|
IT
Wage Costs Heading North
The Financial Express, June 7, 2004
The Indian software and
services industry is slowly turning into an expensive destination
for companies looking at outsourcing, if one was to track
the labour costs. According to National Association of Software
and Service Companies (Nasscom) president Kiran Karnik, labour
costs have risen by more than 15 per cent across the software
and services sector in the last one year.
“In the coming years,
companies in the IT software and services sector will have
to move up the value chain. Companies specialising in intellectual
property rights, IT infrastructure management and HR business
process outsourcings will be able to drive a good price for
their services,” Mr Karnik said.
India still enjoys the
numero uno position as a low-cost option for companies looking
at outsourcing. However, new destinations like China, Czechoslovakia,
Vietnam and Philippines, are becoming popular for low-end
work like call centre and maintenance, QAI managing director
Navyug Mohnot said.
QAI offers consultancy
to software and services companies.
“Costs are up by 25-30
per cent from last year, primarily due to wage costs that
have increased 15-20 per cent. Rupee appreciation also added
to the costs,” Mr Mohnot said.
Mr Mohnot’s advice is
quite similar to Nasscom’s: It is high time that the companies
accelerated their high-end offerings. Companies can achieve
competitiveness by engaging in high-end innovative IP work.

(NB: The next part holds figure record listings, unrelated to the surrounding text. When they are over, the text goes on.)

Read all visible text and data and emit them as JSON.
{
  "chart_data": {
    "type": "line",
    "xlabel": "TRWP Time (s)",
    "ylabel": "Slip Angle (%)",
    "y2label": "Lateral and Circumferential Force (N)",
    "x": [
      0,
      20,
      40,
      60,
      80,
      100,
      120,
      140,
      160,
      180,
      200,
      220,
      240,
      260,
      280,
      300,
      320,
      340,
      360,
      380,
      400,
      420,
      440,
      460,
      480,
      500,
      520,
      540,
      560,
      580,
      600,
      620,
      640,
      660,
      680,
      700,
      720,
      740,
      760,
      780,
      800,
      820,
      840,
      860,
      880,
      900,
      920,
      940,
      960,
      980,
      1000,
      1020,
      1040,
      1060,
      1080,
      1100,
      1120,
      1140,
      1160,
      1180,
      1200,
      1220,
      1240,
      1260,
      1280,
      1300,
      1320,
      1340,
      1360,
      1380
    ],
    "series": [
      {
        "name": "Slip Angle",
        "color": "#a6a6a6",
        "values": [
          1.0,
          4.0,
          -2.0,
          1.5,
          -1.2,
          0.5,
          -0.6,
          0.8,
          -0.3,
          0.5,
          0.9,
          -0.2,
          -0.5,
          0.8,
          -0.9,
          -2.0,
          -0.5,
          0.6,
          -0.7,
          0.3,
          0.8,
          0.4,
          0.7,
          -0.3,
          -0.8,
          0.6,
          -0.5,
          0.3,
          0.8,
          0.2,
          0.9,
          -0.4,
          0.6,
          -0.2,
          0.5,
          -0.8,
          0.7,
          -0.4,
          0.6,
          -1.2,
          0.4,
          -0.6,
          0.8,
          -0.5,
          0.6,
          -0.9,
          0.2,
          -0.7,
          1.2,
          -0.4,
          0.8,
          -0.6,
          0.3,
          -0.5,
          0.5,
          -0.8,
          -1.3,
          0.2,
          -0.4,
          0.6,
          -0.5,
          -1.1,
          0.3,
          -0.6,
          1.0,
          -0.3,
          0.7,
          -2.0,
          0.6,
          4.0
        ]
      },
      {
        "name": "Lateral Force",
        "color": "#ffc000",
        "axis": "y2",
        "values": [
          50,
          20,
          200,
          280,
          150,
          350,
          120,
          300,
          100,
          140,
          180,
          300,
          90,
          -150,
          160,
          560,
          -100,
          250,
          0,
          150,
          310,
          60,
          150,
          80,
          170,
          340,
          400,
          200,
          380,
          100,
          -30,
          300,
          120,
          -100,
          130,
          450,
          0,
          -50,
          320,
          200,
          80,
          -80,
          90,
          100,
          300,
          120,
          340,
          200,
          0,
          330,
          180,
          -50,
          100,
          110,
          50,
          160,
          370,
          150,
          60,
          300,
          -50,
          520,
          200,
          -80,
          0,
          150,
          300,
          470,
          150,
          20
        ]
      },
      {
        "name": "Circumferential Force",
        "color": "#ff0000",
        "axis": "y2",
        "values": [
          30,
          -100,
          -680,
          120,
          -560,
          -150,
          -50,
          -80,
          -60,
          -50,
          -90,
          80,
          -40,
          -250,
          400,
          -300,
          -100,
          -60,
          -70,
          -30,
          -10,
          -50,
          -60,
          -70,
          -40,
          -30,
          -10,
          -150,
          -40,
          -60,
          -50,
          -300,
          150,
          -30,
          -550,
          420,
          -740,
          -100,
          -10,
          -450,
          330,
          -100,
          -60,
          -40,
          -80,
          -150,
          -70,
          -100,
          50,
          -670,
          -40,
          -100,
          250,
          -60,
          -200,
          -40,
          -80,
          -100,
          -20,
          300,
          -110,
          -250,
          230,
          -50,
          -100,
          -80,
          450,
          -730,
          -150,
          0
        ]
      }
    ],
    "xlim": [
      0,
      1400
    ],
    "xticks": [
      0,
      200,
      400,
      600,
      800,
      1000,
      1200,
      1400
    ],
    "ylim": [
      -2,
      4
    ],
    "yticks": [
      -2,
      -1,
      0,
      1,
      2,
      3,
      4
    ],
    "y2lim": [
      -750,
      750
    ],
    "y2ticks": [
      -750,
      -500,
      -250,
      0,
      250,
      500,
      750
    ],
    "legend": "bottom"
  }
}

Cost is a driver for outsourced
work making its way to India. Yet, it is not the only driver,
say experts.
“Costs have been the prime
driver for outsourcing to India, but it’s not the only factor.
India remains the choicest destination because of skill sets,
both soft and IT,” NeoIT managing director Avinash Vashistha
said.
NeoIT is a Bangalore and
US-based consulting firm on outsourcing.
For business process outsourcing
(BPO), the best bet will be to focus on areas like end-to-end
processes rather than handling a piece of the entire process,
high-end work like analytics and back-office work
“Moving up the value chain
will require high investments and BPO companies should seriously
look at this. There are alarm bells ringing that indicate
we must protect all the advantages that India offers and not
let wages go up due to internal competition for a larger labour
pool,” EXL Service Pvt Ltd vice-president human resource Deepak
Dhawan said.
Mr Dhawan indicated that
concentration in select locations by BPO companies is largely
responsible for the increase in wage costs.